If you have an OpenAI account (note: not https://chatgpt.com, but https://platform.openai.com), create a .chat.yaml like this:
chat:
model: gpt-4o
llm_server: https://api.openai.com/v1
pre_llm: gemma3:1b
pre_server: http://localhost:11434/v1
embedding_llm: nomic-embed-text
embedding_server: http://localhost:11434/v1
time_zone: 'America/Denver'
debug: False
name: Mr. Knowitall
context_window: 16384
api_key: YOUR_API_KEY
The above will leverage the powerful GPT-4o model, while using your local machine to provide pre-processing and embeddings through Ollama. With the above set, you would simple run:
conda activate dynamic-rag
./chat.py[User Input]
↳ [Inline resource detected: {{/path/to/file}}, {{https://url}}, etc]
↳ If text file: open and inject content into context
↳ If image: base64-encode and embed for LLM vision support
↳ If URL: fetch and extract readable text via BeautifulSoup
↳ [If \agent: perform web search using dedicated Tool Model]
↓
[Pre-conditioner (Lightweight LLM extracts metadata tags)]
↓
[Metadata tags parsed → RAG retrieval: field-filtered, BM25, similarity matching]
↓
[Context Manager: RAG result deduplication, chat history, scene/meta injection]
↳ [If one-shot enabled - Use dedicated summarization model to produce a summary of chat history]
↓
↳ [If Image detected: Use dedicated Vision Model to produce response]
↳ [If content rating is NSFW: use dedicated NSFW Model]
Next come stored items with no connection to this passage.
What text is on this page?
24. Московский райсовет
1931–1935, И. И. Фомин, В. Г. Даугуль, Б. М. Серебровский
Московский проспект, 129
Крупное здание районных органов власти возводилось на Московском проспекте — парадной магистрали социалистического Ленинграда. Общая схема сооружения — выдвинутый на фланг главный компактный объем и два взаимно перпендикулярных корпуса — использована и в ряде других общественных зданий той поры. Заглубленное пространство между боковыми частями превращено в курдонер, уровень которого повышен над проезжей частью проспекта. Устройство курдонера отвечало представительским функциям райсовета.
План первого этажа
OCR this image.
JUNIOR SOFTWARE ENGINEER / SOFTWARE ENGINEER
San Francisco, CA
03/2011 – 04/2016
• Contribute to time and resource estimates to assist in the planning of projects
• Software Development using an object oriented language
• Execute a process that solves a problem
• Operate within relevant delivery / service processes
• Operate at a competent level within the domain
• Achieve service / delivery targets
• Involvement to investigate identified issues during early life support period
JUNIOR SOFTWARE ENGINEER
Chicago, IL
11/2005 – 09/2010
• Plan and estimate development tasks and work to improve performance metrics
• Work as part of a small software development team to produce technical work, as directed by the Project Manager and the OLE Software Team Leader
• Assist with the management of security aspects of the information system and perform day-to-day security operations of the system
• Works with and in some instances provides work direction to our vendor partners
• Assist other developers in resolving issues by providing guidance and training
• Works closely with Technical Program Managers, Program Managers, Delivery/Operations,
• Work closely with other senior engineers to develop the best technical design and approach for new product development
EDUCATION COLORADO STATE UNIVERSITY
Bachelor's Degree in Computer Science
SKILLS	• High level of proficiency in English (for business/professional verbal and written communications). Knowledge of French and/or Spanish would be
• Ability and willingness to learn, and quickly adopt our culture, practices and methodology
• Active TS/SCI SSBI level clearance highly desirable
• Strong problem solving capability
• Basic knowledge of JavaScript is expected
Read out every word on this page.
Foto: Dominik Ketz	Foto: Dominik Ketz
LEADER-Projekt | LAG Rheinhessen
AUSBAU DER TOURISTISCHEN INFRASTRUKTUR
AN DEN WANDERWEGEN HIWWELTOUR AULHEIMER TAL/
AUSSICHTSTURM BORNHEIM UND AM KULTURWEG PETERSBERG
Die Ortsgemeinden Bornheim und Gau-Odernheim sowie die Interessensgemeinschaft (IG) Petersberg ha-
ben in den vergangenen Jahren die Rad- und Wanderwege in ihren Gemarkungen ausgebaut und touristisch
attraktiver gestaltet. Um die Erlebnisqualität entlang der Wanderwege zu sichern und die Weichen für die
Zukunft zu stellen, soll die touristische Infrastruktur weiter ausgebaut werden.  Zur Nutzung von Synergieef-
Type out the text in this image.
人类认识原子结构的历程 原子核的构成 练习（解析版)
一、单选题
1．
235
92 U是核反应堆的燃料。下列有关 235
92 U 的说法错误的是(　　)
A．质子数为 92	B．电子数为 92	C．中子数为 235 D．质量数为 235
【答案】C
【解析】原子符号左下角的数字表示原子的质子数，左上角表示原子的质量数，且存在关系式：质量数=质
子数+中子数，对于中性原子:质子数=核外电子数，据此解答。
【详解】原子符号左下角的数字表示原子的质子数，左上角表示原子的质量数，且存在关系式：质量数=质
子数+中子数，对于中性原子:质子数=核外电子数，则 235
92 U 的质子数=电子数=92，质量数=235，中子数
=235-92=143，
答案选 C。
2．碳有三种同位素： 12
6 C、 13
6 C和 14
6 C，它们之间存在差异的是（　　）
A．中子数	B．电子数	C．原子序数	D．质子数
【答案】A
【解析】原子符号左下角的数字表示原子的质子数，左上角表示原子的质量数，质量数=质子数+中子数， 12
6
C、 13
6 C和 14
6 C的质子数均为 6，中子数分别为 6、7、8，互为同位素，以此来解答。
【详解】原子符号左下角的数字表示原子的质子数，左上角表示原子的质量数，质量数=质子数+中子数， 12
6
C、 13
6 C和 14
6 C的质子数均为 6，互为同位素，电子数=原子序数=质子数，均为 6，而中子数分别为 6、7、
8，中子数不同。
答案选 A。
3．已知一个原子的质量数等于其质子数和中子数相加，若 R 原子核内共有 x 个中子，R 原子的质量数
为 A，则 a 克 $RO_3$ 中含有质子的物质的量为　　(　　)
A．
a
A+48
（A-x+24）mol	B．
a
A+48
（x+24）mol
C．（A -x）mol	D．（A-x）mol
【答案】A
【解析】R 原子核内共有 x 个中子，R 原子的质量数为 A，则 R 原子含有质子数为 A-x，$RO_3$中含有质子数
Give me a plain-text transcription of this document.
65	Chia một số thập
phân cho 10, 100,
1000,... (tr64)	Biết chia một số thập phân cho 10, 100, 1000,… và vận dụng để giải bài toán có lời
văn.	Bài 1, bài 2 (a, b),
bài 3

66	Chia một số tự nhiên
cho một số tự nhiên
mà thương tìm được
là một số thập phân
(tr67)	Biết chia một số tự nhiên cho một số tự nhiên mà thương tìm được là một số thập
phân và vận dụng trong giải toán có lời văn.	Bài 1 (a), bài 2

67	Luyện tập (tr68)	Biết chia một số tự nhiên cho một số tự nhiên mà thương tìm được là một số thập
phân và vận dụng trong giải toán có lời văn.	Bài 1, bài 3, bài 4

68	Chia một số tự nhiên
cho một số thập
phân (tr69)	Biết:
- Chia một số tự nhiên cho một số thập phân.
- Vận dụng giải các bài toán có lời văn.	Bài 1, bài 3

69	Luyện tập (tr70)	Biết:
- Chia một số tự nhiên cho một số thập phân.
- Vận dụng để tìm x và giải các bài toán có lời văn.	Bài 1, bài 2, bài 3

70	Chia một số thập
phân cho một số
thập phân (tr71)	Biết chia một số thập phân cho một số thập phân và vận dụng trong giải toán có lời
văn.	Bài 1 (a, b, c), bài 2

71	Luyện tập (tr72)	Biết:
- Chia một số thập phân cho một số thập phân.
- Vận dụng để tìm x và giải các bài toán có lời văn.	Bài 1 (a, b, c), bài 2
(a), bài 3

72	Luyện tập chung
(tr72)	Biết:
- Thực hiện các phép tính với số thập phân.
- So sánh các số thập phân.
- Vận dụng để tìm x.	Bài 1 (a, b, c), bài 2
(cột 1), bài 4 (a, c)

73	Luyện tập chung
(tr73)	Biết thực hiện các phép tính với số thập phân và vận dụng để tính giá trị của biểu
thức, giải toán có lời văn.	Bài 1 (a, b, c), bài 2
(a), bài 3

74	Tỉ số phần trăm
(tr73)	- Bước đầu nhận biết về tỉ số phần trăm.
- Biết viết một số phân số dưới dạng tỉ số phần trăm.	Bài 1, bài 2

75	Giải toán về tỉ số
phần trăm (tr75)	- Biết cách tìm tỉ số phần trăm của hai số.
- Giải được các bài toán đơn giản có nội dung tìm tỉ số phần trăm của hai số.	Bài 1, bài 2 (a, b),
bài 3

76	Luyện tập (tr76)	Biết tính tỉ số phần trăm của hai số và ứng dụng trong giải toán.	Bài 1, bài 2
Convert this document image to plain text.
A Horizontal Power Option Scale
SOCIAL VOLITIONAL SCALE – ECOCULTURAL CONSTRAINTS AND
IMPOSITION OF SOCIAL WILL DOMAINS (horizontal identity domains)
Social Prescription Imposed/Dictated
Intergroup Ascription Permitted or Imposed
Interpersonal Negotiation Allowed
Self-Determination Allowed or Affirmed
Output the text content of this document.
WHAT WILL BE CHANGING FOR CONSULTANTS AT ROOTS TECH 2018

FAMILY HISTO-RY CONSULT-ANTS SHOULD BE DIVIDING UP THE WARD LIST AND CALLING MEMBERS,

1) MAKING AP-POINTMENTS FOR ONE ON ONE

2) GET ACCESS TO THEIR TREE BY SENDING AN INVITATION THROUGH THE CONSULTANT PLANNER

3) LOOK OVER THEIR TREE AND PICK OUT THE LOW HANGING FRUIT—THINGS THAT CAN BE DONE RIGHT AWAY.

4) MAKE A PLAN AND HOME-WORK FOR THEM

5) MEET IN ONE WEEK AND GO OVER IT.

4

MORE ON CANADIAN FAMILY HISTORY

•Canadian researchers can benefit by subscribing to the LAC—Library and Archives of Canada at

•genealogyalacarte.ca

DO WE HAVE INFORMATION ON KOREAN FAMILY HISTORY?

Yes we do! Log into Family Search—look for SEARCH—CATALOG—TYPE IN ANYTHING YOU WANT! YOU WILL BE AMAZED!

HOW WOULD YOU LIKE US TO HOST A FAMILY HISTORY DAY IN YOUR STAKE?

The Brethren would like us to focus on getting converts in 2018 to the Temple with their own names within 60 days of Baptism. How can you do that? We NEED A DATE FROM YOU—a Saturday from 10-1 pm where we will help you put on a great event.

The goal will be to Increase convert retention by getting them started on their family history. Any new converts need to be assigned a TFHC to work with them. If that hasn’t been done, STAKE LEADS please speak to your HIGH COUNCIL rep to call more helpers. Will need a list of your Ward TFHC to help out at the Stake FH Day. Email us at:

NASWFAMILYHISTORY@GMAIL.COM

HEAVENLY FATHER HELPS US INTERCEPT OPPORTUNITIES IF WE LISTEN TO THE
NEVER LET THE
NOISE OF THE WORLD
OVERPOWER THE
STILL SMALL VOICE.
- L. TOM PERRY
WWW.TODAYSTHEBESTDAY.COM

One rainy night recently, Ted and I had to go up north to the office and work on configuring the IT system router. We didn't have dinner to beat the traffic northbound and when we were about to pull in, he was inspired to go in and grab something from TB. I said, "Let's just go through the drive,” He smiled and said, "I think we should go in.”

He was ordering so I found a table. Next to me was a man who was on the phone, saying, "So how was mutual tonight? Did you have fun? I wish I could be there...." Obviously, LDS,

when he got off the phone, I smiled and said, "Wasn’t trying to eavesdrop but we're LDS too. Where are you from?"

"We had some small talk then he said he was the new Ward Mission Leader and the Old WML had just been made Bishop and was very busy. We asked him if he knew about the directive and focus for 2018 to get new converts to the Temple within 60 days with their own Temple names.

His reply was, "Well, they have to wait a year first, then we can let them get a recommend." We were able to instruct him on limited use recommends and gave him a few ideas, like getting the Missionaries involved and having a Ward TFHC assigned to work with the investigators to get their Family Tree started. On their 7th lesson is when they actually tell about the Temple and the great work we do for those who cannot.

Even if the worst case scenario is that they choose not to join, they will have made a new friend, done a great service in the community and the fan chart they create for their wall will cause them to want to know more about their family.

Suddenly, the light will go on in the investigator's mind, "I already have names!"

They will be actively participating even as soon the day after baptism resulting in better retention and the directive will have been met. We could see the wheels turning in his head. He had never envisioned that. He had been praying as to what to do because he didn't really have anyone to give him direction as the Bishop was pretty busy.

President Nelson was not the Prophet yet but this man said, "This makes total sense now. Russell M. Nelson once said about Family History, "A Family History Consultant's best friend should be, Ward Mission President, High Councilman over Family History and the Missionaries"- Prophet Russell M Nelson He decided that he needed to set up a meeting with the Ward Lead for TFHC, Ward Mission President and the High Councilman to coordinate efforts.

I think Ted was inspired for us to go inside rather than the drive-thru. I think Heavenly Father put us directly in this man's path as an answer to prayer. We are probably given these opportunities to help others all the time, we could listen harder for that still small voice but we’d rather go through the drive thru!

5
↳ [Else: Heavyweight LLM Generates Response]
↓
[If Polisher enabled - post-process output using dedicated polisher model for additional quality prose]
↓
[Output to Screen]
↓ ↳ (threaded non-blocking: new metadata extracted → NPC entity creation from output → RAG collections updated)
[User Input]
In all, this tool allows for 8 different models to be used:
- Pre-conditioner metadata extraction
- Summarizer
- Agent Tool (web search)
- Vision model
- NSFW model
- General Heavyweight model
- Polisher post-process model
- Post-Process entity extraction/generation model (the LLM created an NPC that we dedicate creating a permanent character sheet for)
Most chat tools treat conversation as a sliding window of tokens. Once the window fills, memory collapses, the model forgets key facts, or worse: invents new ones you never discussed...
I wanted to create a tool that basically felt like talking to world-class tools such as ChatGPT, which makes use of RAGs and multiple LLMs to achieve specialized relevant output.
- RAG Uses 100/50 '.' split chunking for high-granularity tagging suitable for chatting/story telling
- Both USER and AI utilize their own RAG.
- RAGs are maintained dynamically (\branch cool_story_so_far) will copy existing RAG artifacts into a new RAG collection as you branch (fork) from a current conversation.
- Employs preconditioned filtering to keep only high-value content for a pruned healthy context token count. (deduplication/fuzzy match removal)
- Utilizes multiple LLMs for their individual strengths (model orchestration).